Resident Susan Avent said that the number of parking spaces isn’t the issue, it’s the amount of green space and the affordability of removing asphalt to create additional green space.

“We need the trees. It’s a nice gesture, but we need the green space,” Avent said. “Our city’s desperate for it. I would seek to deny if we can’t come to a compromise or compromise.”

Edwards added that while they are not adding green space, the owners were willing to enhance the existing green space.

“That would include working with the city arborist, taking feedback we’re already received from members of the community to put in large trees, as large as the arborist’s recommendation would allow,” Edwards said. “[There’s] shrubs, it’s already irrigated, there are flowers planted, we have it very tidy there. So I think we would be enhancing the aesthetic quality of Ponce Place.”

The City Commission ultimately denied the application, and the commissioners raised similar concerns. Commissioner George Dusenbury mentioned that in the city’s strategic plans, there has been a vision for what the city wants downtown Decatur to look like. That vision is not one of surface parking lots, he said.

“What we envisioned was kind of more of a vibrant downtown community that’s walkable,”Dusenbury said. “We take lots of pride in our walkability.”

He added he sees a vision and desire to basically get rid of surface parking in downtown Decatur and reduce pedestrian and vehicle conflicts.

“To me, this is a case study of one of these uses that was supposed to go away as Decatur developed. By granting this exemption we are actually allowing a new use for the parking, so it’s not that it’s going away, we’re actually enhancing it,” Dusenbury said.

Dusenbury also said he was struggling with the fact that Emory Healthcare and Kaiser are operating in Decatur without surface parking lots, and they have parking decks behind them for their patients. Commissioner Lesa Mayer agreed and said that when she goes to doctor’s appointments, she has not been able to park next to a doctor’s office for an appointment.
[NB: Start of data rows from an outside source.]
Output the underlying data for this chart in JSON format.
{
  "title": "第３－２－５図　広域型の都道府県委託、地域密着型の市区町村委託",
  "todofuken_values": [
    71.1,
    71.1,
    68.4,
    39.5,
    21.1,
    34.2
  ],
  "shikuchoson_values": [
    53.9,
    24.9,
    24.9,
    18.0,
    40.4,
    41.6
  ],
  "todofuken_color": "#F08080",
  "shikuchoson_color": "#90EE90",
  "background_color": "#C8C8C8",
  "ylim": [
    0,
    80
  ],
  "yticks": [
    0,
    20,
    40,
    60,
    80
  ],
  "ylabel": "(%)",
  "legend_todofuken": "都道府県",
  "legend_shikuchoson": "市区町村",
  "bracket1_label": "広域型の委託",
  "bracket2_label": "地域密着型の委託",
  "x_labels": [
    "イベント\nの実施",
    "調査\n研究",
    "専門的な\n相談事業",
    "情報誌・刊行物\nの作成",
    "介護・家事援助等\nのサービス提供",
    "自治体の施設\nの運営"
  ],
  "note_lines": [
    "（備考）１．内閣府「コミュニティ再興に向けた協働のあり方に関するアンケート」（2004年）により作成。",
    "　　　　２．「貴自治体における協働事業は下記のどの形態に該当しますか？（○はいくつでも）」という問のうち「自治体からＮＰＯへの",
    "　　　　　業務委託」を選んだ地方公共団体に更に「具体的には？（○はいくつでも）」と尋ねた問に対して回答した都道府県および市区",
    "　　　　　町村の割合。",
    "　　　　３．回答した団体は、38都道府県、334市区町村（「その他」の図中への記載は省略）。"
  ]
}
The compromise proposed was to reduce the number of spaces from 25 to 18 and add three trees, but Mayer was expecting to see a greater compromise and more agreement between the residents and the property owner.

“I was expecting a little bit more in terms of compromise based on the conversation last meeting so to see this proposed as the compromise, it really didn’t sound like much of what the community was expressing as a concern was really addressed as a compromise, unless I’m missing it,” Mayer said. “I do struggle with an exception to an exception as well.”

She also raised the concern about if the doctor’s office were to leave the space, what would that property look like if a new tenant moved in and how would that affect the city’s plan of wanting to be a more walkable community.

Building owner Bruce Tamarkin, with Redstone Investments, said he’d agree to never use the drive-thru on the property.

“Since we started the process, we have made a lot of concessions. We’re not changing the parking lot, we’re just reusing the parking lot. Since that time, we’ve agreed to had a hedgerow. We started with two trees per the arborist on our first call and we’ve gone to three trees,” Tamarkin said. “We’ve added a park bench. We’ve removed seven spaces. The only thing we haven’t agreed to do this whole process is to remove pavement and add grass. All that grass, that’s not really going to change, from what I hear about pedestrian traffic and car traffic, that’s not going to change that.”

Mayor Patti Garrett agreed with the commissioners that it didn’t seem like enough was brought back to the City Commission to move the needle forward in terms of what the community was asking for.